There's a new way to enjoy a poultry-fueled breakfast at a handful of McDonald's (MCD -0.05%) locations. The world's larger burger chain -- and the undisputed champ of drive-thru breakfasts -- is testing the Chicken McGriddle at 11 restaurants through central Ohio. 

It's the same McGriddle bun that the chain has been selling for years -- a pair of maple syrup-infused griddle cakes that don't get sticky in your hands -- but with a fried chicken patty instead of the usual egg, cheese, and either bacon or sausage protein inside. It's been touted as a "secret menu" item in the past, but now it's officially on the menu at a handful of Columbus-area eateries. The test will run through late March.

Foodies won't be flocking to grab one if the syrupy sweet breakfast sandwich goes national. McDonald's is using the cheap and iffy McChicken patty, and not the plump 100% chicken breast and buttermilk patty it uses on its premium lunch and dinner sandwich. It's how McDonald's can keep the new sandwich at just $2 or less. However, it is a logical -- and perhaps more importantly marketable -- evolutionary move for Mickey D's. 

This isn't the first time McDonald's is offering a poultry item for breakfast. Many markets offer the McChicken patty as a southern-style biscuit sandwich. However, it's surprising that a chain that relied on premium grilled and fried chicken sandwiches to go upscale a few years ago hasn't given chicken a bigger role on its morning menu.

Chick-fil-A is a chain that does a lot of morning traffic with a breakfast menu that leans heavily on its signature poultry. Bojangles' (BOJA) is another chicken chain that has been very successful in fueling morning commuters. When Bojangles' went public last year, its prospectus revealed that it serves up 38% of its revenue before 11a.m. If Bojangles' and Chick-fil-A are drawing so well in the morning, why wouldn't McDonald's want to cash in on the fun?

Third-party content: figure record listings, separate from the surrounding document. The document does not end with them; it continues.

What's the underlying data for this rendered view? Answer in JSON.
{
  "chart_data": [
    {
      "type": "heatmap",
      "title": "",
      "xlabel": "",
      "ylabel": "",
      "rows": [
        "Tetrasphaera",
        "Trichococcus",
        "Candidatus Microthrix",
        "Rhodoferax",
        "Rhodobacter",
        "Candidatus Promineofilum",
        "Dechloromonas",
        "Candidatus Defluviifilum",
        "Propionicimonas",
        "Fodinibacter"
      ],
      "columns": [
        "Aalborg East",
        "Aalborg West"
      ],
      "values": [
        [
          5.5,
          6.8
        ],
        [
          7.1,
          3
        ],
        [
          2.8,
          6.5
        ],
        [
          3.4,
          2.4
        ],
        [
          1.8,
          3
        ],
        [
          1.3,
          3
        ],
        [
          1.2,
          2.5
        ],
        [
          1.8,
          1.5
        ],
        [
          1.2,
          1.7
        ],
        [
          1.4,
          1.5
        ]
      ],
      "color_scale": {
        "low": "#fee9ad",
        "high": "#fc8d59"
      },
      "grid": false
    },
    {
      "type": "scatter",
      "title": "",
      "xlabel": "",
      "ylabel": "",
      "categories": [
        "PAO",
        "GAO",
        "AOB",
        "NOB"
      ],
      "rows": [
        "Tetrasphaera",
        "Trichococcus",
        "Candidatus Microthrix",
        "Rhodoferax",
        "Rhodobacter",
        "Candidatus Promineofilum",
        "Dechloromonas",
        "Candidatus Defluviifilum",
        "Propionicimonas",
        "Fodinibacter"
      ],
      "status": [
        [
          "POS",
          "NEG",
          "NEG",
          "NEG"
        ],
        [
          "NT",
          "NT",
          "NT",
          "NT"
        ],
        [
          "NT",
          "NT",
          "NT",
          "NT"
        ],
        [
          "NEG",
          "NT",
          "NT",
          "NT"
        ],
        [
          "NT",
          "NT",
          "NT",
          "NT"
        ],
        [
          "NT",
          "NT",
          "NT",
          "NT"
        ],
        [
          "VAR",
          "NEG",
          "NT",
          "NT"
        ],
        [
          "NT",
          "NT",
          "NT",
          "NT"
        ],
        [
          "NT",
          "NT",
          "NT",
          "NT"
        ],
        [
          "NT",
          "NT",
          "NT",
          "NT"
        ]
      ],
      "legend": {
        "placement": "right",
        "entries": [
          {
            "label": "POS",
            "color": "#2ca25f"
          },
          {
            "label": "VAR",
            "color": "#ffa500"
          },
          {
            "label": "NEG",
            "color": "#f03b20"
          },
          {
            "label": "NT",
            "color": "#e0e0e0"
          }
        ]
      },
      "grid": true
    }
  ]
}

McDonald's is already on the comeback trail. It posted a 5.7% year-over-year gain in comps for its stateside restaurants during the holiday quarter, the chain's biggest gain in years. It was the first time that comps for the fourth quarter weren't negative since 2012. 

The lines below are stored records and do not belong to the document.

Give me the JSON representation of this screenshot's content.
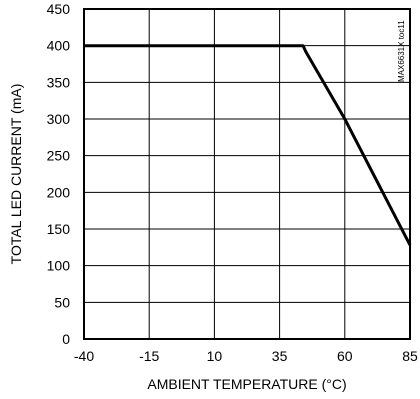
{
  "chart_data": {
    "type": "line",
    "title": "",
    "xlabel": "AMBIENT TEMPERATURE (°C)",
    "ylabel": "TOTAL LED CURRENT (mA)",
    "xlim": [
      -40,
      85
    ],
    "ylim": [
      0,
      450
    ],
    "x_ticks": [
      -40,
      -15,
      10,
      35,
      60,
      85
    ],
    "y_ticks": [
      0,
      50,
      100,
      150,
      200,
      250,
      300,
      350,
      400,
      450
    ],
    "grid": true,
    "legend": "none",
    "series": [
      {
        "x": [
          -40,
          44,
          45,
          60,
          85
        ],
        "y": [
          400,
          400,
          392,
          300,
          128
        ]
      }
    ],
    "annotations": [
      "MAX6631X toc11"
    ]
  }
}
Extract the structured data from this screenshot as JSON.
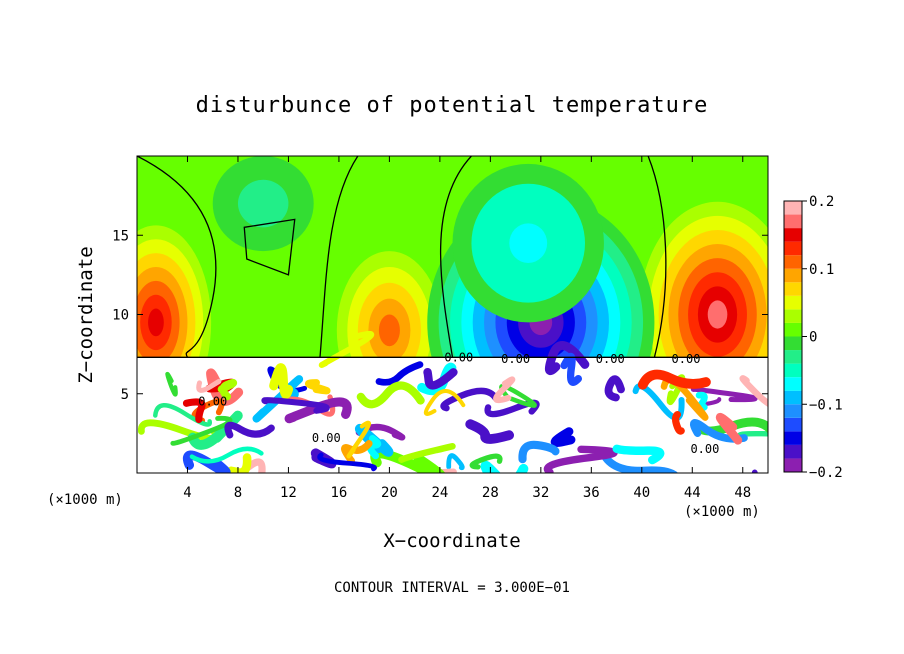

Investors had forgiven McDonald's long before its customers did. The stock held up well during the roughly two years of negative domestic comps, hitting a fresh all-time high earlier this month. This doesn't mean that it's back. McDonald's still seems to be championing the cause of simplification even as it adds new items to its menu. It wants to have its cake -- or in this case a griddle cake with a McChicken patty inside -- and eat it, too. This should be a hot product for the chain if and when it goes national, but it doesn't mean that every fowl play is worth fielding.